Fig.4 shows CRLB results assuming that 6 compartments are present within a voxel (the same 6 compartments identified from IR-MSE1-2), while Fig.5 shows CRLB results assuming that only 3 compartments are present within a voxel (based on the observed “typical” compartmental distributions from IR-MSE). We observe that both sequences have advantages relative to each other in different contexts (lower CRLB is better), although we also observe that IR-FISP MRF has consistently worse CRLB for estimating components 3 and 6. The substantially worse CRLB for compartment 6 may explain the missing sixth spectral peak in the IR-FISP MRF data.
This work was
supported in part by the USC Alfred E. Mann Institute and research grants NSF
award CCF-1350563 and NIH grants R21-EB022951, R01-NS074980, R01-NS089212,
R01-MH116173 and F32-EB024381.
1. Kim D, Wisnowski JL, Nguyen CT, Haldar JP. Multidimensional T1 Relaxation-T2 Relaxation Correlation Spectroscopic Imaging (RR-CSI) for In Vivo Imaging of Microstructure. ISMRM 2018; p.783.
2. Kim D, Wisnowski JL, Nguyen CT, Haldar JP. Relaxation-Relaxation Correlation Spectroscopic Imaging (RR-CSI): Leveraging the Blessings of Dimensionality to Map In Vivo Microstructure. Preprint, arXiv:1806.05752.

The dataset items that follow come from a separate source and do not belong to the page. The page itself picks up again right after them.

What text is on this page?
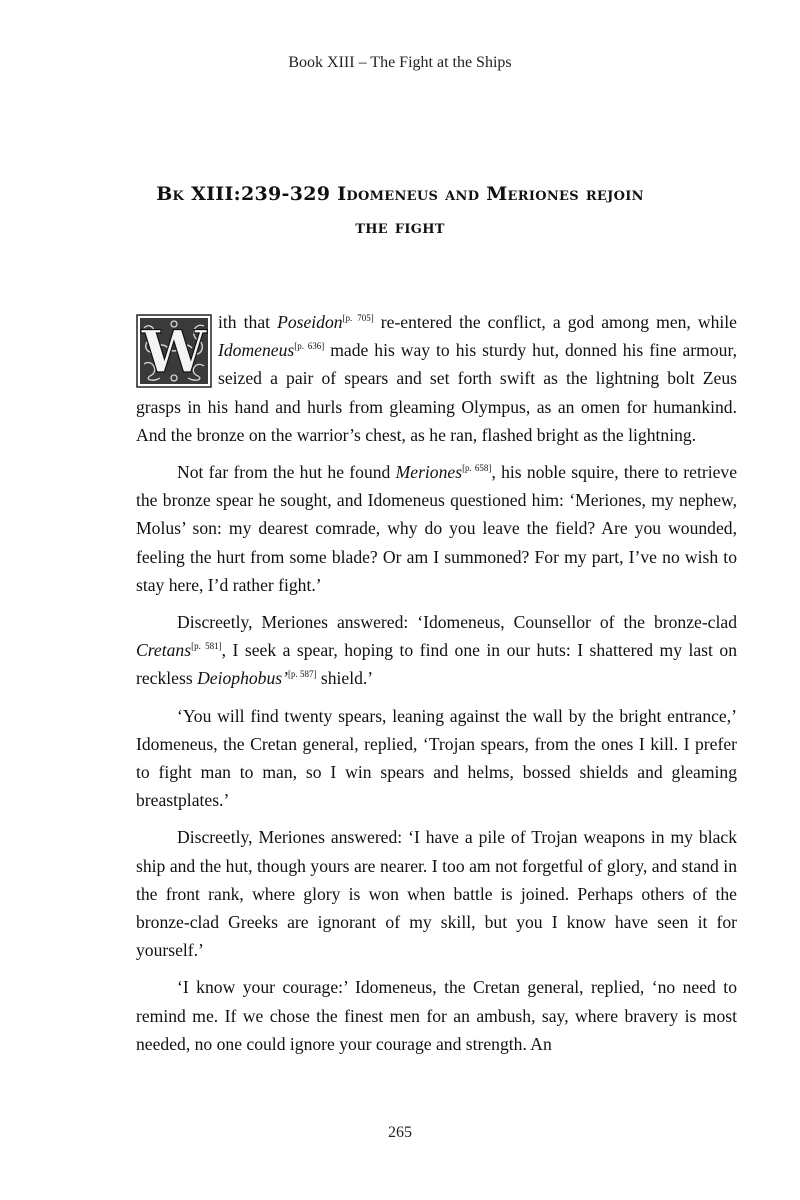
Book XIII – The Fight at the Ships
Bk XIII:239-329 Idomeneus and Meriones rejoin
the fight

W ith that Poseidon[p. 705] re-entered the conflict, a god among men, while Idomeneus[p. 636] made his way to his sturdy hut, donned his fine armour, seized a pair of spears and set forth swift as the lightning bolt Zeus grasps in his hand and hurls from gleaming Olympus, as an omen for humankind. And the bronze on the warrior’s chest, as he ran, flashed bright as the lightning.

Not far from the hut he found Meriones[p. 658], his noble squire, there to retrieve the bronze spear he sought, and Idomeneus questioned him: ‘Meriones, my nephew, Molus’ son: my dearest comrade, why do you leave the field? Are you wounded, feeling the hurt from some blade? Or am I summoned? For my part, I’ve no wish to stay here, I’d rather fight.’

Discreetly, Meriones answered: ‘Idomeneus, Counsellor of the bronze-clad Cretans[p. 581], I seek a spear, hoping to find one in our huts: I shattered my last on reckless Deiophobus’[p. 587] shield.’

‘You will find twenty spears, leaning against the wall by the bright entrance,’ Idomeneus, the Cretan general, replied, ‘Trojan spears, from the ones I kill. I prefer to fight man to man, so I win spears and helms, bossed shields and gleaming breastplates.’

Discreetly, Meriones answered: ‘I have a pile of Trojan weapons in my black ship and the hut, though yours are nearer. I too am not forgetful of glory, and stand in the front rank, where glory is won when battle is joined. Perhaps others of the bronze-clad Greeks are ignorant of my skill, but you I know have seen it for yourself.’

‘I know your courage:’ Idomeneus, the Cretan general, replied, ‘no need to remind me. If we chose the finest men for an ambush, say, where bravery is most needed, no one could ignore your courage and strength. An

265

3. Ma D, Gulani V, Seiberlich N, Liu K, Sunshine KL, Duerk JL, Griswold MA. Magnetic Resonance Fingerprinting, Nature 2013; 495:187-192.
4. McGivney D, Deshmane A, Jiang Y, Ma D, Badve C, Sloan A, Gulani V, Griswold M. Bayesian Estimation of Multicomponent Relaxation Parameters in Magnetic Resonance Fingerprinting. Magn Reson Med 2018; 80:159–170.

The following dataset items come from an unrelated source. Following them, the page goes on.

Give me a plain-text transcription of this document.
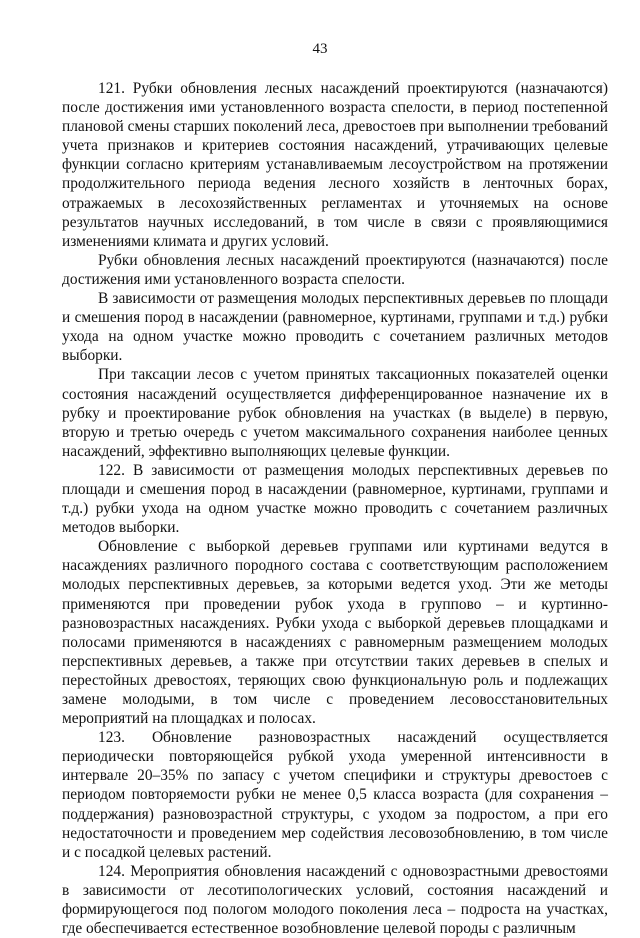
43

121. Рубки обновления лесных насаждений проектируются (назначаются) после достижения ими установленного возраста спелости, в период постепенной плановой смены старших поколений леса, древостоев при выполнении требований учета признаков и критериев состояния насаждений, утрачивающих целевые функции согласно критериям устанавливаемым лесоустройством на протяжении продолжительного периода ведения лесного хозяйств в ленточных борах, отражаемых в лесохозяйственных регламентах и уточняемых на основе результатов научных исследований, в том числе в связи с проявляющимися изменениями климата и других условий.

Рубки обновления лесных насаждений проектируются (назначаются) после достижения ими установленного возраста спелости.

В зависимости от размещения молодых перспективных деревьев по площади и смешения пород в насаждении (равномерное, куртинами, группами и т.д.) рубки ухода на одном участке можно проводить с сочетанием различных методов выборки.

При таксации лесов с учетом принятых таксационных показателей оценки состояния насаждений осуществляется дифференцированное назначение их в рубку и проектирование рубок обновления на участках (в выделе) в первую, вторую и третью очередь с учетом максимального сохранения наиболее ценных насаждений, эффективно выполняющих целевые функции.

122. В зависимости от размещения молодых перспективных деревьев по площади и смешения пород в насаждении (равномерное, куртинами, группами и т.д.) рубки ухода на одном участке можно проводить с сочетанием различных методов выборки.

Обновление с выборкой деревьев группами или куртинами ведутся в насаждениях различного породного состава с соответствующим расположением молодых перспективных деревьев, за которыми ведется уход. Эти же методы применяются при проведении рубок ухода в группово – и куртинно-разновозрастных насаждениях. Рубки ухода с выборкой деревьев площадками и полосами применяются в насаждениях с равномерным размещением молодых перспективных деревьев, а также при отсутствии таких деревьев в спелых и перестойных древостоях, теряющих свою функциональную роль и подлежащих замене молодыми, в том числе с проведением лесовосстановительных мероприятий на площадках и полосах.

123. Обновление разновозрастных насаждений осуществляется периодически повторяющейся рубкой ухода умеренной интенсивности в интервале 20–35% по запасу с учетом специфики и структуры древостоев с периодом повторяемости рубки не менее 0,5 класса возраста (для сохранения – поддержания) разновозрастной структуры, с уходом за подростом, а при его недостаточности и проведением мер содействия лесовозобновлению, в том числе и с посадкой целевых растений.

124. Мероприятия обновления насаждений с одновозрастными древостоями в зависимости от лесотипологических условий, состояния насаждений и формирующегося под пологом молодого поколения леса – подроста на участках, где обеспечивается естественное возобновление целевой породы с различным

5. Tang S, Fernandez-Granda C, Lannuzel S, Bernstein B, Lattanzi R, Cloos M, Knoll F, Asslander J. Multicompartment Magnetic Resonance Fingerprinting. Preprint, arXiv:1802.10492.
6. Jian Y, Ma D, Seiberlich N, Gulani V, Griswold MA. MR Fingerprinting using Fast Imaging with Steady State Precession (FISP) with Spiral Readout. Magn Reson Med 2015; 74:1621–1631.
7. Kay SM. Fundamentals of Statistical Signal Processing, Volume I: Estimation Theory. Upper Saddle River: Prentice Hall, 1993.
8. Zhao B, Haldar JP, Liao C, Ma D, Jiang Y, Griswold MA, Setsompop K, Wald LL. Optimal Experiment Design for Magnetic Resonance Fingerprinting: Cramer-Rao Bound Meets Spin Dynamics. IEEE Trans on Med Imag 2018; In press.
9. Kim D, Wisnowski JL, Haldar JP. Improved Efficiency for Microstructure Imaging using High-Dimensional MR Correlation Spectroscopic Imaging. Asilomar Conference on Signals, Systems and Computers 2017; 1264-1268.